Russia’s ‘full control’ in Sør-Varanger
The mayor is also deeply disturbed by Berg’s earlier comments that Russian intelligence “has full control” over what happens in Sør-Varanger. “If they knew about all the assignments he was on (which they reportedly did), it’s scary how the Russians are present.” Rafaelsen also claims that E-tjenesten put local people-to-people efforts for good relations between Norwegians and Russians in the border area around Kirkenes at risk. The mayor considers those efforts, and local border cooperation, as “Norway’s most important peace project.”

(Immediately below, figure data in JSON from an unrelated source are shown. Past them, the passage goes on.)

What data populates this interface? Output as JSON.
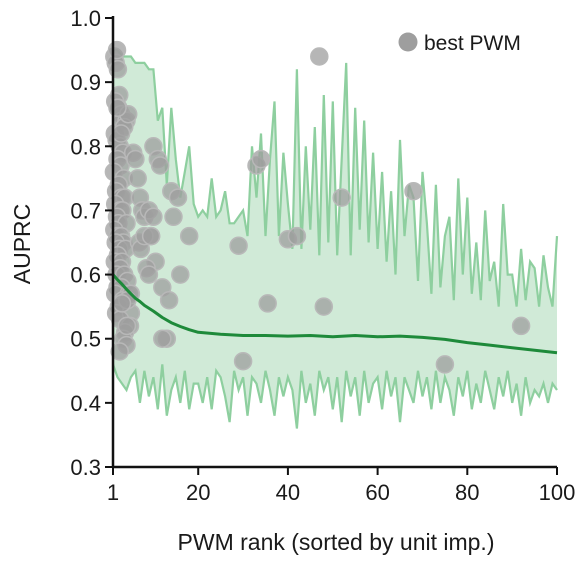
{
  "chart_data": {
    "type": "line",
    "xlabel": "PWM rank (sorted by unit imp.)",
    "ylabel": "AUPRC",
    "xlim": [
      1,
      100
    ],
    "ylim": [
      0.3,
      1.0
    ],
    "x_ticks": [
      1,
      20,
      40,
      60,
      80,
      100
    ],
    "y_ticks": [
      0.3,
      0.4,
      0.5,
      0.6,
      0.7,
      0.8,
      0.9,
      1.0
    ],
    "x_tick_labels": [
      "1",
      "20",
      "40",
      "60",
      "80",
      "100"
    ],
    "y_tick_labels": [
      "0.3",
      "0.4",
      "0.5",
      "0.6",
      "0.7",
      "0.8",
      "0.9",
      "1.0"
    ],
    "legend": {
      "label": "best PWM",
      "position": "top-right"
    },
    "colors": {
      "median_line": "#1e8a3a",
      "band_fill": "#cbe8d3",
      "band_edge": "#8ecf9f",
      "scatter": "#9e9e9e"
    },
    "median": {
      "x": [
        1,
        2,
        3,
        4,
        5,
        6,
        7,
        8,
        10,
        12,
        14,
        16,
        18,
        20,
        25,
        30,
        35,
        40,
        45,
        50,
        55,
        60,
        65,
        70,
        75,
        80,
        85,
        90,
        95,
        100
      ],
      "y": [
        0.6,
        0.592,
        0.585,
        0.577,
        0.57,
        0.563,
        0.558,
        0.552,
        0.543,
        0.533,
        0.525,
        0.519,
        0.514,
        0.51,
        0.507,
        0.505,
        0.505,
        0.504,
        0.505,
        0.503,
        0.505,
        0.503,
        0.504,
        0.502,
        0.499,
        0.494,
        0.49,
        0.486,
        0.482,
        0.478
      ]
    },
    "band": {
      "x": [
        1,
        2,
        3,
        4,
        5,
        6,
        7,
        8,
        9,
        10,
        11,
        12,
        13,
        14,
        15,
        16,
        17,
        18,
        19,
        20,
        21,
        22,
        23,
        24,
        25,
        26,
        27,
        28,
        29,
        30,
        31,
        32,
        33,
        34,
        35,
        36,
        37,
        38,
        39,
        40,
        41,
        42,
        43,
        44,
        45,
        46,
        47,
        48,
        49,
        50,
        51,
        52,
        53,
        54,
        55,
        56,
        57,
        58,
        59,
        60,
        61,
        62,
        63,
        64,
        65,
        66,
        67,
        68,
        69,
        70,
        71,
        72,
        73,
        74,
        75,
        76,
        77,
        78,
        79,
        80,
        81,
        82,
        83,
        84,
        85,
        86,
        87,
        88,
        89,
        90,
        91,
        92,
        93,
        94,
        95,
        96,
        97,
        98,
        99,
        100
      ],
      "upper": [
        0.95,
        0.95,
        0.94,
        0.94,
        0.94,
        0.93,
        0.93,
        0.93,
        0.92,
        0.92,
        0.84,
        0.86,
        0.74,
        0.86,
        0.78,
        0.72,
        0.76,
        0.8,
        0.71,
        0.69,
        0.7,
        0.69,
        0.75,
        0.69,
        0.7,
        0.73,
        0.68,
        0.68,
        0.69,
        0.7,
        0.66,
        0.8,
        0.72,
        0.82,
        0.66,
        0.78,
        0.87,
        0.66,
        0.79,
        0.71,
        0.64,
        0.92,
        0.64,
        0.8,
        0.67,
        0.83,
        0.63,
        0.88,
        0.65,
        0.87,
        0.63,
        0.78,
        0.93,
        0.63,
        0.86,
        0.67,
        0.84,
        0.65,
        0.79,
        0.64,
        0.76,
        0.62,
        0.73,
        0.6,
        0.81,
        0.66,
        0.74,
        0.72,
        0.59,
        0.76,
        0.68,
        0.57,
        0.74,
        0.58,
        0.66,
        0.69,
        0.56,
        0.75,
        0.6,
        0.72,
        0.57,
        0.65,
        0.56,
        0.7,
        0.59,
        0.62,
        0.55,
        0.71,
        0.6,
        0.6,
        0.55,
        0.64,
        0.56,
        0.62,
        0.61,
        0.55,
        0.63,
        0.58,
        0.55,
        0.66
      ],
      "lower": [
        0.46,
        0.44,
        0.43,
        0.42,
        0.44,
        0.45,
        0.4,
        0.45,
        0.41,
        0.44,
        0.39,
        0.46,
        0.38,
        0.42,
        0.44,
        0.4,
        0.45,
        0.39,
        0.43,
        0.43,
        0.4,
        0.44,
        0.39,
        0.45,
        0.44,
        0.41,
        0.37,
        0.45,
        0.42,
        0.44,
        0.38,
        0.44,
        0.43,
        0.4,
        0.45,
        0.42,
        0.38,
        0.44,
        0.41,
        0.44,
        0.42,
        0.36,
        0.45,
        0.4,
        0.43,
        0.38,
        0.45,
        0.42,
        0.44,
        0.39,
        0.44,
        0.37,
        0.45,
        0.41,
        0.44,
        0.38,
        0.45,
        0.4,
        0.43,
        0.44,
        0.39,
        0.45,
        0.41,
        0.44,
        0.37,
        0.44,
        0.42,
        0.4,
        0.45,
        0.41,
        0.44,
        0.39,
        0.45,
        0.4,
        0.44,
        0.42,
        0.38,
        0.44,
        0.41,
        0.45,
        0.39,
        0.43,
        0.4,
        0.45,
        0.42,
        0.39,
        0.44,
        0.41,
        0.45,
        0.4,
        0.43,
        0.38,
        0.44,
        0.4,
        0.42,
        0.41,
        0.43,
        0.4,
        0.43,
        0.42
      ]
    },
    "best_pwm_points": {
      "x": [
        1.3,
        1.6,
        1.9,
        2.1,
        2.4,
        1.5,
        2.2,
        2.8,
        3.0,
        1.4,
        1.8,
        2.5,
        3.2,
        2.0,
        2.7,
        1.2,
        3.4,
        2.3,
        1.7,
        2.9,
        3.6,
        1.5,
        2.6,
        3.1,
        1.9,
        2.2,
        4.0,
        1.3,
        2.0,
        2.8,
        3.3,
        1.6,
        2.4,
        3.8,
        2.1,
        1.4,
        3.0,
        2.6,
        1.8,
        3.5,
        4.2,
        2.0,
        2.9,
        1.5,
        4.5,
        3.2,
        2.3,
        1.7,
        5.0,
        2.6,
        4.8,
        3.7,
        5.5,
        6.0,
        6.5,
        7.0,
        7.5,
        8.0,
        9.0,
        10.0,
        9.5,
        10.5,
        8.5,
        6.8,
        7.2,
        9.0,
        3.3,
        4.0,
        4.1,
        2.5,
        10.0,
        11.0,
        11.5,
        14.0,
        14.5,
        15.5,
        16.0,
        18.0,
        13.0,
        12.0,
        4.0,
        3.5,
        2.8,
        4.4,
        2.0,
        33.0,
        34.0,
        30.0,
        35.5,
        40.0,
        42.0,
        29.0,
        47.0,
        52.0,
        68.0,
        48.0,
        75.0,
        92.0,
        5.0,
        4.2,
        3.0,
        12.0,
        13.5,
        8.0,
        9.5
      ],
      "y": [
        0.94,
        0.93,
        0.95,
        0.92,
        0.88,
        0.87,
        0.86,
        0.85,
        0.84,
        0.82,
        0.81,
        0.8,
        0.79,
        0.78,
        0.77,
        0.76,
        0.75,
        0.74,
        0.73,
        0.72,
        0.72,
        0.71,
        0.7,
        0.7,
        0.69,
        0.68,
        0.68,
        0.67,
        0.66,
        0.66,
        0.65,
        0.65,
        0.64,
        0.64,
        0.63,
        0.62,
        0.62,
        0.61,
        0.6,
        0.6,
        0.59,
        0.58,
        0.58,
        0.57,
        0.57,
        0.56,
        0.55,
        0.54,
        0.54,
        0.53,
        0.52,
        0.51,
        0.79,
        0.78,
        0.75,
        0.72,
        0.7,
        0.69,
        0.7,
        0.69,
        0.66,
        0.62,
        0.61,
        0.65,
        0.64,
        0.6,
        0.5,
        0.49,
        0.52,
        0.48,
        0.8,
        0.78,
        0.77,
        0.73,
        0.69,
        0.72,
        0.6,
        0.66,
        0.5,
        0.5,
        0.84,
        0.83,
        0.82,
        0.85,
        0.86,
        0.77,
        0.78,
        0.465,
        0.555,
        0.655,
        0.66,
        0.645,
        0.94,
        0.72,
        0.73,
        0.55,
        0.46,
        0.52,
        0.57,
        0.56,
        0.555,
        0.58,
        0.56,
        0.66,
        0.66
      ]
    }
  }
}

It remained unclear when Berg will finally travel home to Kirkenes. He’s attracted criticism himself, with some commentators claiming he’s “playing the innocent victim role” and that he must have been unusually naive not to realize what he’d gotten himself into. He worked for the border patrol to Russia for 26 years, knew that the man who asked him carry envelopes into Russia worked for E-tjenesten, and was very aware of Russia’s intelligence agency FSB.
Newspaper Dagsavisen editorialized that Berg himself had a personal responsibility for his predicament in Russia and was convicted in a Russian court. The paper noted, however, that “now it’s time for the EOS commission to do its work, evaluate political risk and evaluate E-tjenesten’s methods.” No conclusions are expected for serveral months, and then they’re likely to be classified.